L’abbiamo giá incontrata in occasione di ”HER|visual|STORY” Festival lo scorso novembre. Originaria dell’Europa dell’Est, Jekaterina ha esperienza internazionale nel campo della produzione culturale di stampo visivo e ha deciso di dare vita al progetto internazionale femLENS, che mira a dare voce alle comunità attraverso la fotografia documentaria, fornendo educazione visiva e tecnologica alle donne – specialmente a quelle piú vulnerabili – in modo da potersi rappresentare da sole combattendo, di fatto, la stereotipizzazione della figura femminile nella cultura contemporanea (potete supportare questo progetto tramite una piccola donazione).

arte Jekaterina Saveljeva
Sulla sinistra Jekaterina Saveljeva

Immagino tu sia a conoscenza del dibattito sull’articolo del Sunday Times Singapore che ha reso pubblica l’indagine sulla non essenzialità del lavoro degli artisti. Come ti ha fatto sentire? In che modo questo clima influisce sul tuo lavoro, se influisce? «A dire il vero, per me, i dati emersi possono essere letti da più punti di vista. Intanto, l’indagine è stata condotta in un Paese asiatico; mi piacerebbe vedere la stessa indagine realizzata in diverse parti d’Europa, Africa, Paesi arabi, Sud America e quindi confrontare i risultati. Stando agli stereotipi per cui i giapponesi sono rappresentati come persone motivate e laboriose, e sulla base di alcuni studi sugli americani asiatici [secondo un articolo del New York Times, infatti, “I dati del censimento mostrano che gli americani di origine asiatica guadagnano più di altri gruppi, compresi i bianchi. Anche gli asiatici americani hanno un livello di istruzione superiore rispetto a qualsiasi altro gruppo” ndr], sappiamo che gli asiatici sono guidati dai risultati, sono più attenti alla comunità, piuttosto che alla propria realizzazione personale rispetto ai Paesi occidentali. Questo non vuol dire che gli asiatici non apprezzino l’arte, penso il contrario piuttosto, il che mi porta a esprimere il mio secondo punto. 

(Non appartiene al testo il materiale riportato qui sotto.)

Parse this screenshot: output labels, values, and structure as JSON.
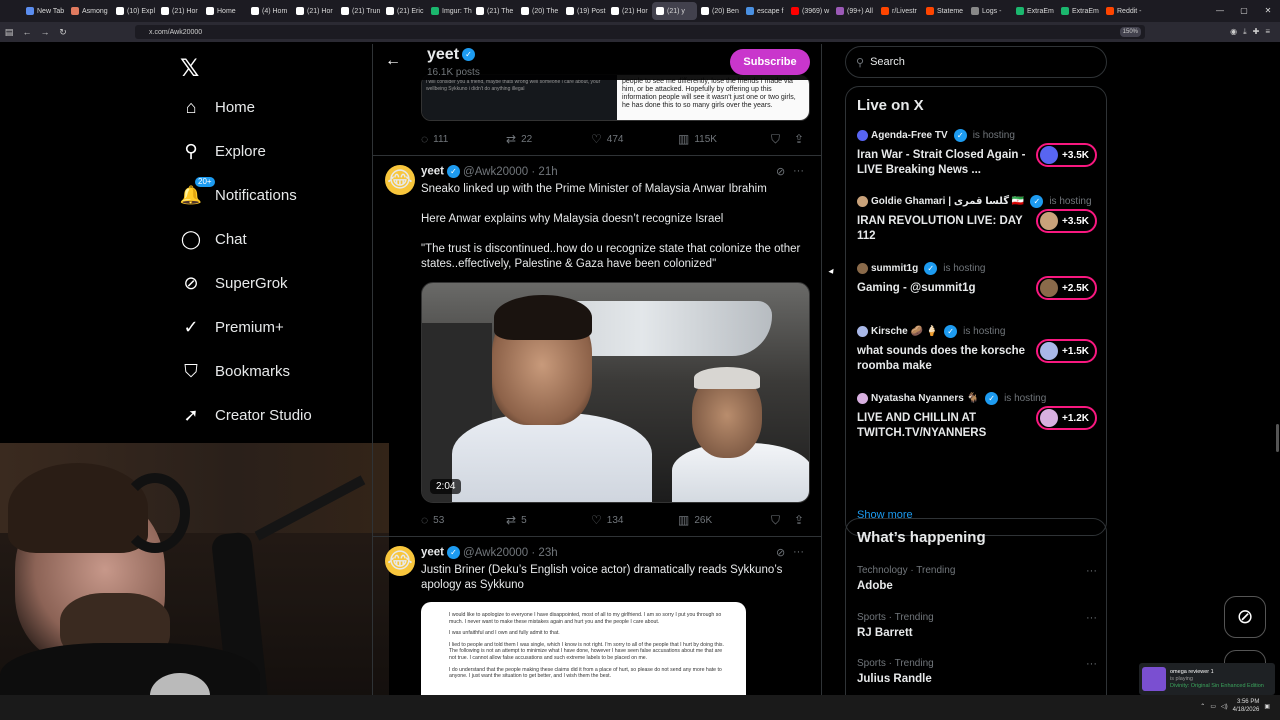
{
  "browser": {
    "tabs": [
      {
        "label": "New Tab",
        "color": "#5b8def"
      },
      {
        "label": "Asmong",
        "color": "#e07a5f"
      },
      {
        "label": "(10) Expl",
        "color": "#ffffff"
      },
      {
        "label": "(21) Hor",
        "color": "#ffffff"
      },
      {
        "label": "Home",
        "color": "#ffffff"
      },
      {
        "label": "(4) Hom",
        "color": "#ffffff"
      },
      {
        "label": "(21) Hor",
        "color": "#ffffff"
      },
      {
        "label": "(21) Trun",
        "color": "#ffffff"
      },
      {
        "label": "(21) Eric",
        "color": "#ffffff"
      },
      {
        "label": "Imgur: Th",
        "color": "#1bb76e"
      },
      {
        "label": "(21) The",
        "color": "#ffffff"
      },
      {
        "label": "(20) The",
        "color": "#ffffff"
      },
      {
        "label": "(19) Post",
        "color": "#ffffff"
      },
      {
        "label": "(21) Hor",
        "color": "#ffffff"
      },
      {
        "label": "(21) y",
        "color": "#ffffff"
      },
      {
        "label": "(20) Ben",
        "color": "#ffffff"
      },
      {
        "label": "escape f",
        "color": "#4a90e2"
      },
      {
        "label": "(3969) w",
        "color": "#ff0000"
      },
      {
        "label": "(99+) All",
        "color": "#9b59b6"
      },
      {
        "label": "r/Livestr",
        "color": "#ff4500"
      },
      {
        "label": "Stateme",
        "color": "#ff4500"
      },
      {
        "label": "Logs - ",
        "color": "#888888"
      },
      {
        "label": "ExtraEm",
        "color": "#1bb76e"
      },
      {
        "label": "ExtraEm",
        "color": "#1bb76e"
      },
      {
        "label": "Reddit -",
        "color": "#ff4500"
      }
    ],
    "active_tab_index": 14,
    "url": "x.com/Awk20000",
    "zoom": "150%"
  },
  "sidebar": {
    "items": [
      {
        "label": "Home",
        "icon": "home-icon",
        "glyph": "⌂"
      },
      {
        "label": "Explore",
        "icon": "search-icon",
        "glyph": "⚲"
      },
      {
        "label": "Notifications",
        "icon": "bell-icon",
        "glyph": "🔔",
        "badge": "20+"
      },
      {
        "label": "Chat",
        "icon": "chat-icon",
        "glyph": "◯"
      },
      {
        "label": "SuperGrok",
        "icon": "grok-icon",
        "glyph": "⊘"
      },
      {
        "label": "Premium+",
        "icon": "verified-icon",
        "glyph": "✓"
      },
      {
        "label": "Bookmarks",
        "icon": "bookmark-icon",
        "glyph": "⛉"
      },
      {
        "label": "Creator Studio",
        "icon": "rocket-icon",
        "glyph": "➚"
      }
    ]
  },
  "profile_header": {
    "name": "yeet",
    "posts": "16.1K posts",
    "subscribe_label": "Subscribe"
  },
  "prev_tweet": {
    "media_left": "i will consider you a friend, maybe thats wrong well someone i care about, your wellbeing\nSykkuno\ni didn't do anything illegal",
    "media_right": "people to see me differently, lose the friends I made via him, or be attacked. Hopefully by offering up this information people will see it wasn't just one or two girls, he has done this to so many girls over the years.",
    "replies": "111",
    "reposts": "22",
    "likes": "474",
    "views": "115K"
  },
  "tweet1": {
    "name": "yeet",
    "handle": "@Awk20000 · 21h",
    "line1": "Sneako linked up with the Prime Minister of Malaysia Anwar Ibrahim",
    "line2": "Here Anwar explains why Malaysia doesn’t recognize Israel",
    "line3": "\"The trust is discontinued..how do u recognize state that colonize the other states..effectively, Palestine & Gaza have been colonized\"",
    "video_duration": "2:04",
    "replies": "53",
    "reposts": "5",
    "likes": "134",
    "views": "26K"
  },
  "tweet2": {
    "name": "yeet",
    "handle": "@Awk20000 · 23h",
    "text": "Justin Briner (Deku’s English voice actor) dramatically reads Sykkuno’s apology as Sykkuno",
    "doc_p1": "I would like to apologize to everyone I have disappointed, most of all to my girlfriend. I am so sorry I put you through so much. I never want to make these mistakes again and hurt you and the people I care about.",
    "doc_p2": "I was unfaithful and I own and fully admit to that.",
    "doc_p3": "I lied to people and told them I was single, which I know is not right. I'm sorry to all of the people that I hurt by doing this. The following is not an attempt to minimize what I have done, however I have seen false accusations about me that are not true. I cannot allow false accusations and such extreme labels to be placed on me.",
    "doc_p4": "I do understand that the people making these claims did it from a place of hurt, so please do not send any more hate to anyone. I just want the situation to get better, and I wish them the best."
  },
  "search": {
    "placeholder": "Search"
  },
  "live": {
    "title": "Live on X",
    "items": [
      {
        "host": "Agenda-Free TV",
        "status": "is hosting",
        "title": "Iran War - Strait Closed Again - LIVE Breaking News ...",
        "count": "+3.5K",
        "avatar_color": "#5865f2"
      },
      {
        "host": "Goldie Ghamari | گلسا قمری 🇮🇷",
        "status": "is hosting",
        "title": "IRAN REVOLUTION LIVE: DAY 112",
        "count": "+3.5K",
        "avatar_color": "#c9a27a"
      },
      {
        "host": "summit1g",
        "status": "is hosting",
        "title": "Gaming - @summit1g",
        "count": "+2.5K",
        "avatar_color": "#8a6a4a"
      },
      {
        "host": "Kirsche 🥔 🍦",
        "status": "is hosting",
        "title": "what sounds does the korsche roomba make",
        "count": "+1.5K",
        "avatar_color": "#a9b8e8"
      },
      {
        "host": "Nyatasha Nyanners 🐐",
        "status": "is hosting",
        "title": "LIVE AND CHILLIN AT TWITCH.TV/NYANNERS",
        "count": "+1.2K",
        "avatar_color": "#d8b0e0"
      }
    ],
    "show_more": "Show more"
  },
  "happening": {
    "title": "What’s happening",
    "trends": [
      {
        "category": "Technology · Trending",
        "name": "Adobe"
      },
      {
        "category": "Sports · Trending",
        "name": "RJ Barrett"
      },
      {
        "category": "Sports · Trending",
        "name": "Julius Randle"
      }
    ]
  },
  "toast": {
    "line1": "omega reviewer 1",
    "line2": "is playing",
    "line3": "Divinity: Original Sin Enhanced Edition"
  },
  "taskbar": {
    "time": "3:56 PM",
    "date": "4/18/2026"
  }
}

Cosa è successo all’arte e agli artisti? Come hanno recepito la domanda le persone che hanno partecipato all’indagine, o cosa hanno pensato quando hanno letto “l’arte come lavoro”? Si stanno, forse, rivolgendo alle personalità sproporzionatamente boriose di quei pochi “artisti” con cui la maggior parte delle persone non riesce a relazionarsi? Stanno pensando alla produzione della serie Netflix come a un’opera d’arte? Per quale motivo pensavano che l’arte fosse peggio dei telemarketing? Sembra che il mondo dell’arte abbia qualche riflessione da fare.

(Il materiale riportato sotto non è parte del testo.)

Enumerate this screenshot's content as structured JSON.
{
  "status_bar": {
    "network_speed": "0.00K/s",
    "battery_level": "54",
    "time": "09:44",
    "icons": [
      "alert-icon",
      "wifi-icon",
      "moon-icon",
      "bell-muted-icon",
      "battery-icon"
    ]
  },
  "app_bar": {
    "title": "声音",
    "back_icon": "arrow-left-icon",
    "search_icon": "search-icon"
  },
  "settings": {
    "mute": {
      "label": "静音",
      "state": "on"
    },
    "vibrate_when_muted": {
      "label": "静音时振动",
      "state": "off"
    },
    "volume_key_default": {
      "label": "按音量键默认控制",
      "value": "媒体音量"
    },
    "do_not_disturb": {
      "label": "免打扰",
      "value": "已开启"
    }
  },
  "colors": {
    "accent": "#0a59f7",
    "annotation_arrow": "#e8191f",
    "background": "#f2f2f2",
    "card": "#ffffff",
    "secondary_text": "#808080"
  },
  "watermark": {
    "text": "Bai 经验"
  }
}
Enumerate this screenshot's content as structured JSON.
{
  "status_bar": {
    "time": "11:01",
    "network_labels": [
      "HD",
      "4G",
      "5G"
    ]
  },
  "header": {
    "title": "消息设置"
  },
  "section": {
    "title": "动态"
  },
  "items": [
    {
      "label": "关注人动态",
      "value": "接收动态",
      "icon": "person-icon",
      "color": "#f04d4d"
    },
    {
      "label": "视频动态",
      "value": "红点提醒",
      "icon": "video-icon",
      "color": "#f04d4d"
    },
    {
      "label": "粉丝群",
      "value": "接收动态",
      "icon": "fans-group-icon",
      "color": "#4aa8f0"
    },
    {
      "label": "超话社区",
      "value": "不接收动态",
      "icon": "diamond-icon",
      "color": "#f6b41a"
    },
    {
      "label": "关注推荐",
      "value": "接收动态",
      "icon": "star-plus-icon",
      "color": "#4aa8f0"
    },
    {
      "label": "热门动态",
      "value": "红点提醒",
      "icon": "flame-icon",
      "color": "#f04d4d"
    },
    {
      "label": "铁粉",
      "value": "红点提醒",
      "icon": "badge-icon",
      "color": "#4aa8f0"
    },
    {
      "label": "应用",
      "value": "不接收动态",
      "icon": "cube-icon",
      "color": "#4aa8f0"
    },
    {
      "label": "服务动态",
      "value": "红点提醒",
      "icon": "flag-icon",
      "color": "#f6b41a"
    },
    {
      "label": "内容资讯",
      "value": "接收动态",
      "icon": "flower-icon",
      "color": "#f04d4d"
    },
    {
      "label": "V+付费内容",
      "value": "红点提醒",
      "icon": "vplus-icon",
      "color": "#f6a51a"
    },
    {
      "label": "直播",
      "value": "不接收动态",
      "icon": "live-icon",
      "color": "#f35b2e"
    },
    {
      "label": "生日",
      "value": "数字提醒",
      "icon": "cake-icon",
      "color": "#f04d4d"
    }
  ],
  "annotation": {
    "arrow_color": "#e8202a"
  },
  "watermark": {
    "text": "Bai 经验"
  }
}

Penso che non sia l’opinione pubblica a influenzare il mio lavoro, ma l’industria artistica stessa, nello stato attuale in cui si trova. Niente di ciò che faccio deve essere istituzionalizzato, riconosciuto dalle “persone giuste”, mercificato. È a causa del modo in cui viene attribuito valore finanziario agli artisti, i quali possono riempire un museo e solleticano il cervello della giusta categoria di persone, che finanziare il nostro lavoro diventa una lotta. Ma se guardiamo al coinvolgimento e al feedback che riceviamo da un tipo sbagliato di persone (cioè dalla maggior parte delle persone) penso che attraverso il nostro lavoro riusciamo a riabilitare l’arte e la cultura in qualche modo. Almeno spero che sia quello che sta succedendo».

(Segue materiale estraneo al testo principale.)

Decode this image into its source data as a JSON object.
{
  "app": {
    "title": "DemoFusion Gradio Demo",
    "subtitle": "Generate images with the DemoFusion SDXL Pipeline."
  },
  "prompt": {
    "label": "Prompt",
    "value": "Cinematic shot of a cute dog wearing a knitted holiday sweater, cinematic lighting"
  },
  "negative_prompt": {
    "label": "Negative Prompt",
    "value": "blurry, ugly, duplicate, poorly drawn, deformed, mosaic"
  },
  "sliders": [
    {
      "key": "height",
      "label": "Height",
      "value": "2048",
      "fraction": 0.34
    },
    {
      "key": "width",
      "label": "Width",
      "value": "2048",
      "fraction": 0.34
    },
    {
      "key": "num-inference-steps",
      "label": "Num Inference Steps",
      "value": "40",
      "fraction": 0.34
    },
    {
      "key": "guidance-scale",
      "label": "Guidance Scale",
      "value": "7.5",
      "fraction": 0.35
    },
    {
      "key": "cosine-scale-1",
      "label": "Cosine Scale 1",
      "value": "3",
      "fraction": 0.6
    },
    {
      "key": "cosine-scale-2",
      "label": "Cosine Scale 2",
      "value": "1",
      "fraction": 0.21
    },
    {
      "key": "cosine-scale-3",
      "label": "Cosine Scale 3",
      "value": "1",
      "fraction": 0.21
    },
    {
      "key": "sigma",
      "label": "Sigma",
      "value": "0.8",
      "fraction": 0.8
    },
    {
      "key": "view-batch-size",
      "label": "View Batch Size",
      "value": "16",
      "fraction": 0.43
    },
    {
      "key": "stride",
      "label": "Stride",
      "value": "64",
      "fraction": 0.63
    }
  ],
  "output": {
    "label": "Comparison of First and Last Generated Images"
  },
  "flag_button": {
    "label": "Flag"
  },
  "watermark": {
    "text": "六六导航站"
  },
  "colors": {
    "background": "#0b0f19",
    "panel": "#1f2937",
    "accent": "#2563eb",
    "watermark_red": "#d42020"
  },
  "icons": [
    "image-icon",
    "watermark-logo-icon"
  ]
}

Data la tua esperienza nel campo della fotografia e della produzione culturale, puoi darci la tua visione dell’industria creativa e culturale contemporanea? «Dunque, c’erano luoghi speciali, come Berlino cinque o dieci anni fa, dove la creatività esisteva a tutti i livelli, dalla strada, ai collettivi, alle istituzioni più grandi. Vi era una situazione storica molto particolare che ha contribuito a condizioni abitative a prezzi accessibili e opportunità finanziarie che non hanno così costretto la gente a svendersi solo per sbarcare il lunario. C’erano molto tempo e risorse rimanenti per creare, produrre, sperimentare; ci sono molte domande su quanto fosse preziosa tutta quella produzione per la società intera, dato che dopo un periodo di 20 anni la società stessa si presenta generalmente peggiore di prima. Ma almeno, a differenza della produzione capitalistica, in cui le persone sono costrette a lavorare in condizioni terribili nelle fabbriche che sfruttano, la maggior parte dei partecipanti alla produzione culturale di Berlino si è divertita molto. 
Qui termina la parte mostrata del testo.